Some mailing lists come with a negative service level agreement, but that’s okay, because everybody is in on the joke

As I noted some time ago, there's a mailing list devoted to chatting among people who work in a particular cluster of buildings. It's not a technical support mailing list, but people will often ask a technical question on the off chance that somebody can help, in the same way that you might ask your friends for some help with something.

Of course, one consequence of this is that the quality of the responses is highly variable. While there's a good chance that somebody will help you with your problem, there's also a good chance that a technical question will receive a highly unhelpful response just for fun, in the same way your friend might respond to a question with a funny but unhelpful answer. (And there's also a good chance that a technical question will get both types of replies.) You don't complain about this because, well, that's what you sort of expect when you use this mailing list.

An illustration of this principle comes from the following thread:

When I do ABC, I get XYZ. How do I get DEF?

A short while later, the same person replied to his own question.

Nevermind. I found the right mailing list to ask this question.

That didn't stop somebody from responding:

This mailing list is the correct place to send all questions. You have to use a different mailing list to get answers, though.

Comments (14)
  1. steven says:

    I like how the funny response actually mirrors the form of the original question if you read ABC as "post to this mailing list", XYZ as "a funny response" and DEF as "answers".

  2. metafonzie says:

    I remember on one of the internal mailing lists at MSFT for gamers (is gamrchat still up?), many of the replies would be image macros. So not only were they unhelpful but also confusing to people who didn't follow internet memes.

  3. iHeartMS says:

    "I can't get a signal in any of the underground levels. This is intolerable!"
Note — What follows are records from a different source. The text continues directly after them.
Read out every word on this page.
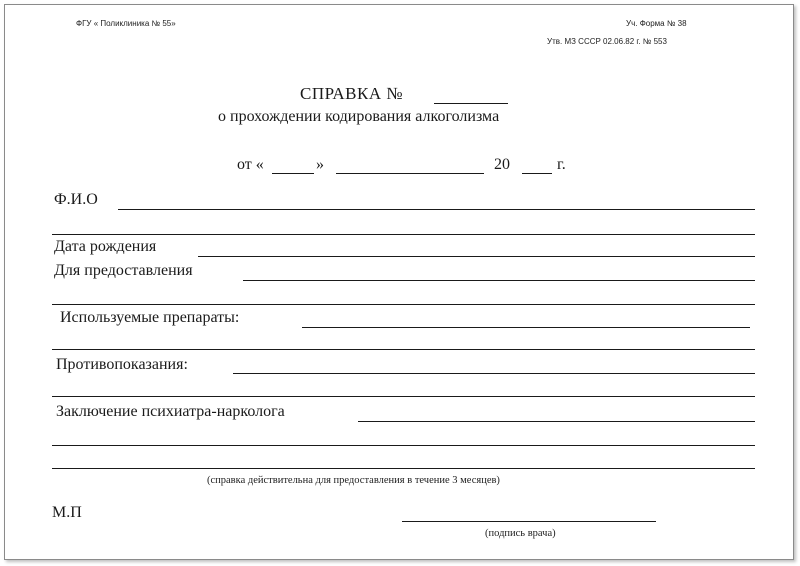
ФГУ « Поликлиника № 55»	Уч. Форма № 38
Утв. МЗ СССР 02.06.82 г. № 553
СПРАВКА №
о прохождении кодирования алкоголизма
от «	»	20	г.
Ф.И.О
Дата рождения
Для предоставления
Используемые препараты:
Противопоказания:
Заключение психиатра-нарколога
(справка действительна для предоставления в течение 3 месяцев)
М.П
(подпись врача)
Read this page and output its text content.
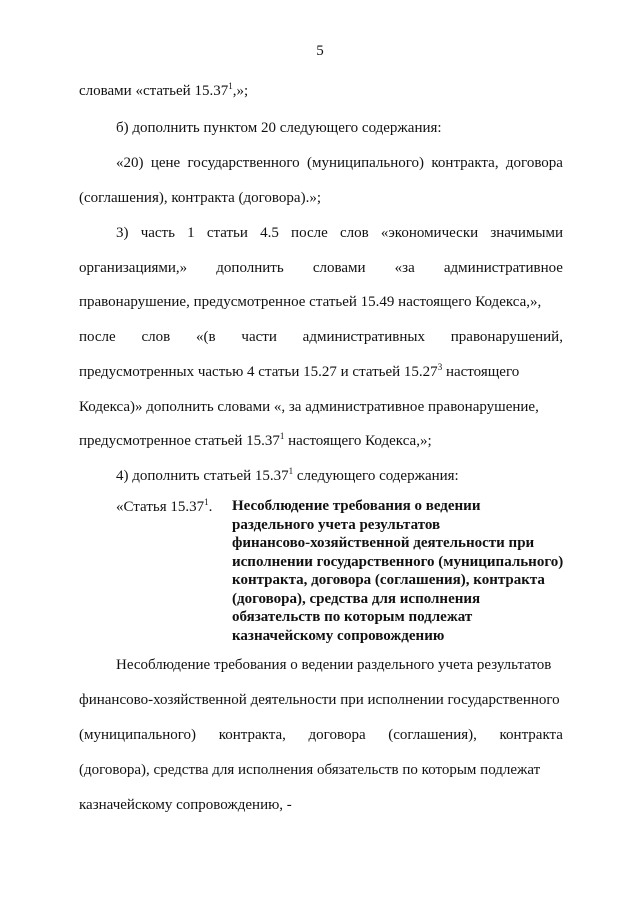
5
словами «статьей 15.37$^1$,»;
б) дополнить пунктом 20 следующего содержания:
«20) цене государственного (муниципального) контракта, договора
(соглашения), контракта (договора).»;
3) часть 1 статьи 4.5 после слов «экономически значимыми
организациями,» дополнить словами «за административное
правонарушение, предусмотренное статьей 15.49 настоящего Кодекса,»,
после слов «(в части административных правонарушений,
предусмотренных частью 4 статьи 15.27 и статьей 15.27$^3$ настоящего
Кодекса)» дополнить словами «, за административное правонарушение,
предусмотренное статьей 15.37$^1$ настоящего Кодекса,»;
4) дополнить статьей 15.37$^1$ следующего содержания:
«Статья 15.37$^1$. Несоблюдение требования о ведении
раздельного учета результатов
финансово-хозяйственной деятельности при
исполнении государственного (муниципального)
контракта, договора (соглашения), контракта
(договора), средства для исполнения
обязательств по которым подлежат
казначейскому сопровождению
Несоблюдение требования о ведении раздельного учета результатов
финансово-хозяйственной деятельности при исполнении государственного
(муниципального) контракта, договора (соглашения), контракта
(договора), средства для исполнения обязательств по которым подлежат
казначейскому сопровождению, -
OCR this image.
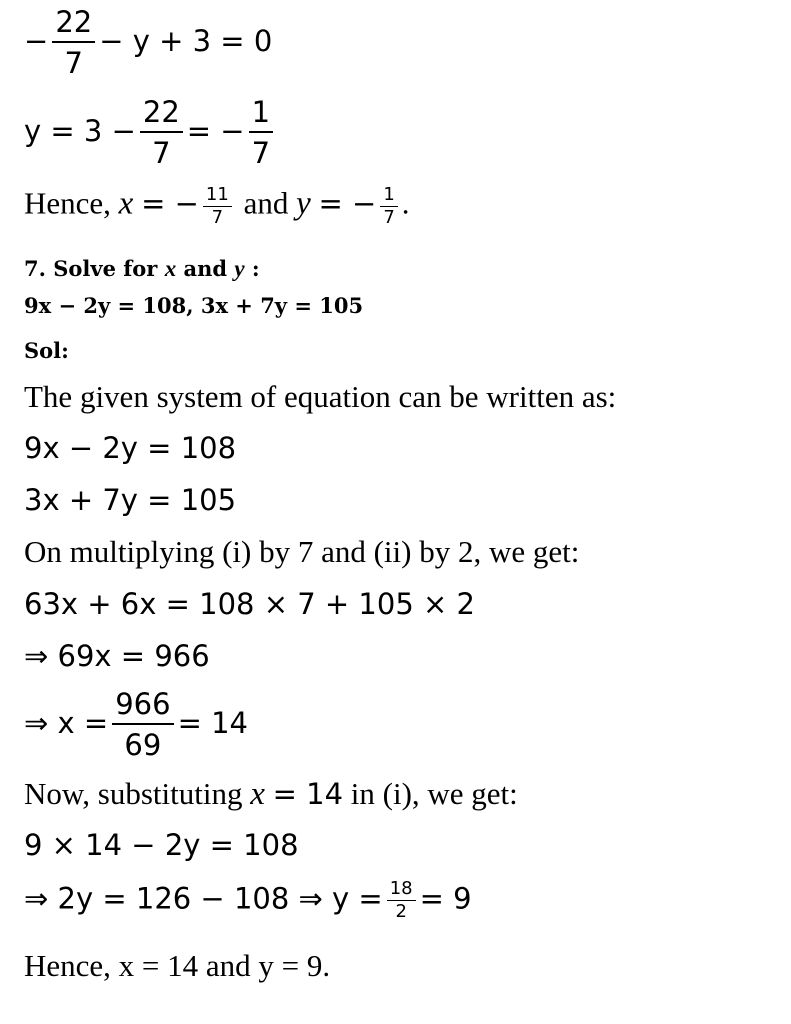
− $\frac{22}{7} - y + 3 = 0$
$y = 3 - \frac{22}{7}$ = − $\frac{1}{7}$
Hence, x = − $\frac{11}{7}$ and y = − $\frac{1}{7}$ .
7. Solve for x and y :
9x − 2y = 108, 3x + 7y = 105
Sol:
The given system of equation can be written as:
9x − 2y = 108
3x + 7y = 105
On multiplying (i) by 7 and (ii) by 2, we get:
63x + 6x = 108 × 7 + 105 × 2
⇒ 69x = 966
⇒ $x = \frac{966}{69} = 14$
Now, substituting x = 14 in (i), we get:
9 × 14 − 2y = 108
⇒ 2y = 126 − 108 ⇒ $y = \frac{18}{2} = 9$
Hence, x = 14 and y = 9.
    Then ditch your iphone.

  4. Ian says:

    On a particular bulletin board during my university days (Groggs if you must know), any question that started "Does anybody know…" would automatically get the simple response "Yes" (or very occasionally, "no"). To avoid this, you had to prefix your question with SWITCH NOBOYDIE (or SNB for short).

  5. Mark says:

    You can still see it on cam.misc.

  6. Are the flags at half-mast today?

  7. Joshua Ganes says:

    Most requests are framed in such a way that a smart alec can intentionally misinterpret them. Many involve a terse reply of "yes" or "no".

    Request: Could you help me with X?

    Response: Yes… would you like me to?

    Request: Do you want to go to the movies or go for a walk?

    Response: Yes

  8. Cheong says:

    Once upon a time, there is someone who post a question "What is the slave of cards?" (rough translation from Chinese "甚麼是卡奴呢?") on a Linux board. This lead to all kinds of funny answers like:

    • That's someone who apply lots of credit card in order to buy Linux books because of his tremendous thirst of Linux knowledge, but later cannot pay the debt?
    • Card collection specialist for "Good guy card" (We call the failure of making some girl agreeing to be your girlfriend "receive good man card" because of a very common response of "You are a good guy, but I'm not your cup of tea")

    • Someone who loves Linux and apply credit cards in order to buy lots of tools in order to write drivers for Linux, but later cannot pay the debt?

    • Program/Application stuck("卡住") so you have to solve the problem like a slave.

    There's more, but just 8 of it marked for the board and it's very funny.

  9. Paul says:


    Epic confusion time ensues:

    A) Would you like a tea or coffee?

    B) No.


    B) Could you grab me a hot drink; either a tea or a coffee, I don't mind which.

    A) I thought you said you didn't want one.

    B) I said I didn't want a tea OR coffee, you didn't ask about tea XOR coffee.

    I would personally like to avoid one of the outputs of tea OR coffee

  10. Boris says:

    I don't get it. If tea XOR coffee is true then by definition tea OR coffee is also true.

  11. Paul is translating "Would you like a tea or coffee" as the following logical query:

    T = the event that I am served tea

    C = the event that I am served coffee

    L = the event that I am happy

    A: (T v C) => L?

    B: False, because (T ^ C) => ~L

    On the other hand, XOR is satisfactory

    A: (T != C) => L?

    B: True. Both (T ^ ~C) => L and (~T ^ C) => L

    Logically XOR is still vulnerable to the problem that A might serve B, say, tea, while at the same time stepping on B's toe… thus disproving B's assertion.

  12. Someone You Know says:


    You just need to redefine L as "the event that I am happy with the state of my beverages". Specificity is good.

  13. Paul says:

    Or in layman's terms, I could get served a cup containing both tea and coffee if I have tea OR coffee. Which would probably be quite vile.

  14. Doug says:

    I keep meaning to throw some tea leaves in with the coffee in my coffee press, but I never seem to remember.  I am not going to dismiss it as vile without giving it a try.